After Four Years, Senate Passes a Budget

Senators worked late Friday night and finally managed to pass a budget, albeit narrowly. The final vote was 50-49 with no Republicans voting for the budget and four Democrats defecting.

The Senate budget is front loaded with $100 billion in stimulus spending and calls for $975 billion in new taxes in the form of closed tax "loopholes" over ten years. The Democratic plan also reverses the sequestration cuts that went into effect at the beginning of this month and replaces them with alternative cuts. However there is still strong disagreement about whether the Democratic plan double-counts those cuts.

If enacted, the Senate plan would not balance the budget within the budget window. There would still be an estimated $566 billion deficit in the 10th year. All told, the debt would increase by $5.2 trillion over the next decade under the plan.

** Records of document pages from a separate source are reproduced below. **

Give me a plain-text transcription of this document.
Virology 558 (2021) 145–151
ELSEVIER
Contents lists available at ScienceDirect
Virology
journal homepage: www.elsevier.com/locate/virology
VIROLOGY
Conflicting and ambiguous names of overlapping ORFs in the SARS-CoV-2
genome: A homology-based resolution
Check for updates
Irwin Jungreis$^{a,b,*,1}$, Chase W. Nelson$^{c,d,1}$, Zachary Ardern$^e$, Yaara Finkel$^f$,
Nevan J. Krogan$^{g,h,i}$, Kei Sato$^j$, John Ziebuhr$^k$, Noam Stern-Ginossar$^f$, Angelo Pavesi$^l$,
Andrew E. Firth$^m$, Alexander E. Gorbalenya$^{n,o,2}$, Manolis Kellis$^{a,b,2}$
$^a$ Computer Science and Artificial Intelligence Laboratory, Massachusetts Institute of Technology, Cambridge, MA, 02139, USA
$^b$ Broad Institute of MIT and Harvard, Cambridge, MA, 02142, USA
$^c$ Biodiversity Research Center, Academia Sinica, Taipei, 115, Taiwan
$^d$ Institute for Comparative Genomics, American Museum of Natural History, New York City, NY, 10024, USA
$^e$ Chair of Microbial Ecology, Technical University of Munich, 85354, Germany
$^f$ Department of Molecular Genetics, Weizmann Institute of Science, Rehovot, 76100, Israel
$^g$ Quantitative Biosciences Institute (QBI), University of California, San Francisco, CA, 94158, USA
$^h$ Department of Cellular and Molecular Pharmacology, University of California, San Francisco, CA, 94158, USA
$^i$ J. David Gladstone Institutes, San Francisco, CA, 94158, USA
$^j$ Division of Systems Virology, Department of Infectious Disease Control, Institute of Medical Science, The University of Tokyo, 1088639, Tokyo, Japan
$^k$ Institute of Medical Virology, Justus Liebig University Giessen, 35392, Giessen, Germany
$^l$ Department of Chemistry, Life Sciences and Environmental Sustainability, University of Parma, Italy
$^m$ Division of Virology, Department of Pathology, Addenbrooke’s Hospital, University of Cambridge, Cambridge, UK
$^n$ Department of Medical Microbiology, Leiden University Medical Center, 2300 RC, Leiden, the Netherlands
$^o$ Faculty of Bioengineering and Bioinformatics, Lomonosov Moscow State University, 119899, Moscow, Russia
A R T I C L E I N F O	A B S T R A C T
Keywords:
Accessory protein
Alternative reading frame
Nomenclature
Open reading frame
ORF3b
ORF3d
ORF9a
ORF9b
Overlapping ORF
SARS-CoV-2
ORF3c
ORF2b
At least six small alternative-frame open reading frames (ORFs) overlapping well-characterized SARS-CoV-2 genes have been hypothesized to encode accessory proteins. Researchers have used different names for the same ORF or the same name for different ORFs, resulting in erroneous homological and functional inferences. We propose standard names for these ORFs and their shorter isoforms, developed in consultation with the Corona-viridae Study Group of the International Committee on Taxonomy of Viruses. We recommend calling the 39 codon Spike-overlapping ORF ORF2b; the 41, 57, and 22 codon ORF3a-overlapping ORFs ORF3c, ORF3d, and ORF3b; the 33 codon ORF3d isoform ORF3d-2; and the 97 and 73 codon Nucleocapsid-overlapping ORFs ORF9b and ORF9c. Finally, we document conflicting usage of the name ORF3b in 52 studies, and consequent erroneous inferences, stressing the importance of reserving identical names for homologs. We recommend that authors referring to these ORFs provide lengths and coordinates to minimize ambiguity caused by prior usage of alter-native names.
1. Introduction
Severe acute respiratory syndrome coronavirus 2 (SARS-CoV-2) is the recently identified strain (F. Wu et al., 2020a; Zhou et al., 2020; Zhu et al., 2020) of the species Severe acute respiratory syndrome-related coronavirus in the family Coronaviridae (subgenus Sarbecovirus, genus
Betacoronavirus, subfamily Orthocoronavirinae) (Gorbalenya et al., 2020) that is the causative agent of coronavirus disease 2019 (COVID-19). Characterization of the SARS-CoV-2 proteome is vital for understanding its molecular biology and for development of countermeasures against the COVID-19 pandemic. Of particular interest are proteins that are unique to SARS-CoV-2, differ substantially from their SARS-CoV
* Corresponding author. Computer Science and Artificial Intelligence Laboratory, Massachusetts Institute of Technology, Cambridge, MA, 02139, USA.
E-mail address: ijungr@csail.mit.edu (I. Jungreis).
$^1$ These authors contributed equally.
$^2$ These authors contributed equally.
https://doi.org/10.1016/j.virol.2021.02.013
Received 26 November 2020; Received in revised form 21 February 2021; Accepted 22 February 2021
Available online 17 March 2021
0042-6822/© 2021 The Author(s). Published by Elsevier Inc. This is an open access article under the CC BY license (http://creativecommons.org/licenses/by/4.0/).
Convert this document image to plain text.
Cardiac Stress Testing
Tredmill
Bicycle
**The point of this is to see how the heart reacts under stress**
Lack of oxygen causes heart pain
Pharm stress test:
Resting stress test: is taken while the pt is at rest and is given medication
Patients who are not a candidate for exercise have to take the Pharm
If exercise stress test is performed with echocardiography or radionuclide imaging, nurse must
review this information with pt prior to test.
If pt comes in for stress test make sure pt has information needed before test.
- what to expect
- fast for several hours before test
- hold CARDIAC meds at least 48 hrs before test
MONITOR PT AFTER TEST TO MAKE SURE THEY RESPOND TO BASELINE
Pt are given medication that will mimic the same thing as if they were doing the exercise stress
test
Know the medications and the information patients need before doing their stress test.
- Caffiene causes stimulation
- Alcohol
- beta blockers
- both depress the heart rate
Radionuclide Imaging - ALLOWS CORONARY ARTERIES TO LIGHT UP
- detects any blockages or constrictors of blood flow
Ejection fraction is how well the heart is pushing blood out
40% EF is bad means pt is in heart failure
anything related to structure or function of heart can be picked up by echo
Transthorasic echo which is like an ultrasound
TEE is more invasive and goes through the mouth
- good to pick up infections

The new taxes in the Senate plan are left intentionally vague. Forbes notes that the 345 page "committee report" devotes just six paragraphs to describing the source of this new revenue. The bill does mention "the wealthiest Americans and biggest corporations" but the only specifics are the elimination of a tax break on corporate jets and one on carried interest for hedge fund managers. Together those two might total $20 billion over 10 years.

In addition to the vote on the budget the Senate also considered over 500 amendments nearly 100 of which were voted on Friday night. Amendments introduced by Republicans to overturn the Affordable Care Act or cut back on taxes associated with it were defeated.